No dia 26 de outubro, a Comissão de Educação da Câmara dos Deputados aprovou uma proposta crucial que estabelece uma campanha de conscientização e combate a crimes digitais, com foco na proteção de crianças, adolescentes e pessoas com deficiência. O texto aprovado é um substitutivo da relatora, deputada Franciane Bayer (Republicanos-RS), ao Projeto de Lei 177/24, de autoria do deputado licenciado Saullo Vianna (União-AM), e ao apensado PL 349/24, da deputada Maria Rosa (Republicanos-SP).
A proposta original visava apenas a conscientização em relação a crimes cibernéticos afetando crianças e adolescentes, mas o substitutivo ampliou o alcance para incluir pessoas com deficiência, em uma tentativa de abordar a questão de maneira mais abrangente. Na visão da relatora, o uso da tecnologia para fins que possam comprometer os direitos humanos é “inadmissível”.
“É inadmissível que a tecnologia seja utilizada com finalidade tão absurda, eticamente condenável e flagrantemente violadora dos direitos humanos e da integridade das pessoas”, afirmou a deputada.
A campanha que se propõe será realizada pelo governo federal em parceria com estados, municípios e entidades da sociedade civil. As ações incluirão palestras, congressos e seminários para discutir ética e as consequências dos crimes digitais. Além disso, haverá a divulgação de informações por meio de plataformas digitais e tradicionais, com o objetivo de educar a população sobre as melhores práticas de combate a esses crimes.
Entre os objetivos da campanha, destaca-se a capacitação de profissionais da educação para que eles possam reconhecer e enfrentar condutas ilícitas de forma eficaz. A legislação propõe também alterações no Estatuto da Criança e do Adolescente, prevendo ações educativas para a prevenção de crimes cibernéticos, além de medidas que constem no Estatuto da Pessoa com Deficiência, assegurando que o Estado atue de forma educacional e preventiva.

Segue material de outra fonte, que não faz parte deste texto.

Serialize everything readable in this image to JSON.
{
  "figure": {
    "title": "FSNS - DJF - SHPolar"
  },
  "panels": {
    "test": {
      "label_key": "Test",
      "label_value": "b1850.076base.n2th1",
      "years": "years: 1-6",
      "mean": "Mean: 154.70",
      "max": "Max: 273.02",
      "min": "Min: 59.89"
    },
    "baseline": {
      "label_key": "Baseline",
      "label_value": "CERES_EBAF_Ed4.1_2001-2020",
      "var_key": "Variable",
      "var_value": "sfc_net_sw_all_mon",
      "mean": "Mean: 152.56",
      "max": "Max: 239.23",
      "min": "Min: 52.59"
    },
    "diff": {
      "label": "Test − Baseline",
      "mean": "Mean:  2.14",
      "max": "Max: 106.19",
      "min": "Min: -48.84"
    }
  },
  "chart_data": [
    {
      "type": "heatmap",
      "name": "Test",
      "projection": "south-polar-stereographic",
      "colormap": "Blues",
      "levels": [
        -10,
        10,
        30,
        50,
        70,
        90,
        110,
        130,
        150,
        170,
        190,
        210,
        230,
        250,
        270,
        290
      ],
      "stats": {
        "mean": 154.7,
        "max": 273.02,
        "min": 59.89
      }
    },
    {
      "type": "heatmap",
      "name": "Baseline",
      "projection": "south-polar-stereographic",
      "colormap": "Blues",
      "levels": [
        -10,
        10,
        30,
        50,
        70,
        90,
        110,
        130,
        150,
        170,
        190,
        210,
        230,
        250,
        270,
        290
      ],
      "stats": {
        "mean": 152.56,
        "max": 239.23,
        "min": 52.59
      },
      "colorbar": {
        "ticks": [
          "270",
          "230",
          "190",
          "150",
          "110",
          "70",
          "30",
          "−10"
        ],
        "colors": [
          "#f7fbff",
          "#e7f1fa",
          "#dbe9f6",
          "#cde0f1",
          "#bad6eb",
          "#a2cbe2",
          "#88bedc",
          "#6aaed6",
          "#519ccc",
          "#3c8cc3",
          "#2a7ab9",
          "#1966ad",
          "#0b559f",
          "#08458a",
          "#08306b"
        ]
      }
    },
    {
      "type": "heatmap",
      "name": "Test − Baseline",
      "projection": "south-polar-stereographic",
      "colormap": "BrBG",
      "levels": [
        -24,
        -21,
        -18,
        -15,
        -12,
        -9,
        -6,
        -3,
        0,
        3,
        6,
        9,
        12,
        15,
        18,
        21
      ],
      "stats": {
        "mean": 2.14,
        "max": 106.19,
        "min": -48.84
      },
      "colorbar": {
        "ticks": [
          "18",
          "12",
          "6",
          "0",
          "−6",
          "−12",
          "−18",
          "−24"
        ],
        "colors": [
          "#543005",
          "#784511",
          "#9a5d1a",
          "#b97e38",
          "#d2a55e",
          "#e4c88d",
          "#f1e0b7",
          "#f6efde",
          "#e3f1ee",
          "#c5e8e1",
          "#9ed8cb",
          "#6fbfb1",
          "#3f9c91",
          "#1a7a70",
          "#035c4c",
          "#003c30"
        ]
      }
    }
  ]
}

As despesas relacionadas à implementação da campanha poderão ser financiadas através de recursos do Fundo de Direitos Difusos (conforme a Lei 7.347/95), além de dotações orçamentárias, convênios e doações.
Esta importante proposta ainda passará pela análise de várias comissões, e, para sua aprovação final, deve ser submetida à votação na Câmara e no Senado. Se aprovada, representa um avanço significativo na proteção de grupos vulneráveis em um cenário tecnológico em constante evolução.
“A eficácia dessa medida depende da articulação entre os diversos entes federados e da conscientização da sociedade civil”, ressaltou um especialista na área jurídica.
A medida esperada pode ter impactos profundos na conscientização sobre a utilização responsável da tecnologia e na proteção dos direitos humanos, especialmente em um contexto onde as crimes digitais estão em ascensão. Essa reflexão é fundamental para advogados e estudantes de Direito que buscam compreender a relação entre tecnologia, legislação e direitos fundamentais.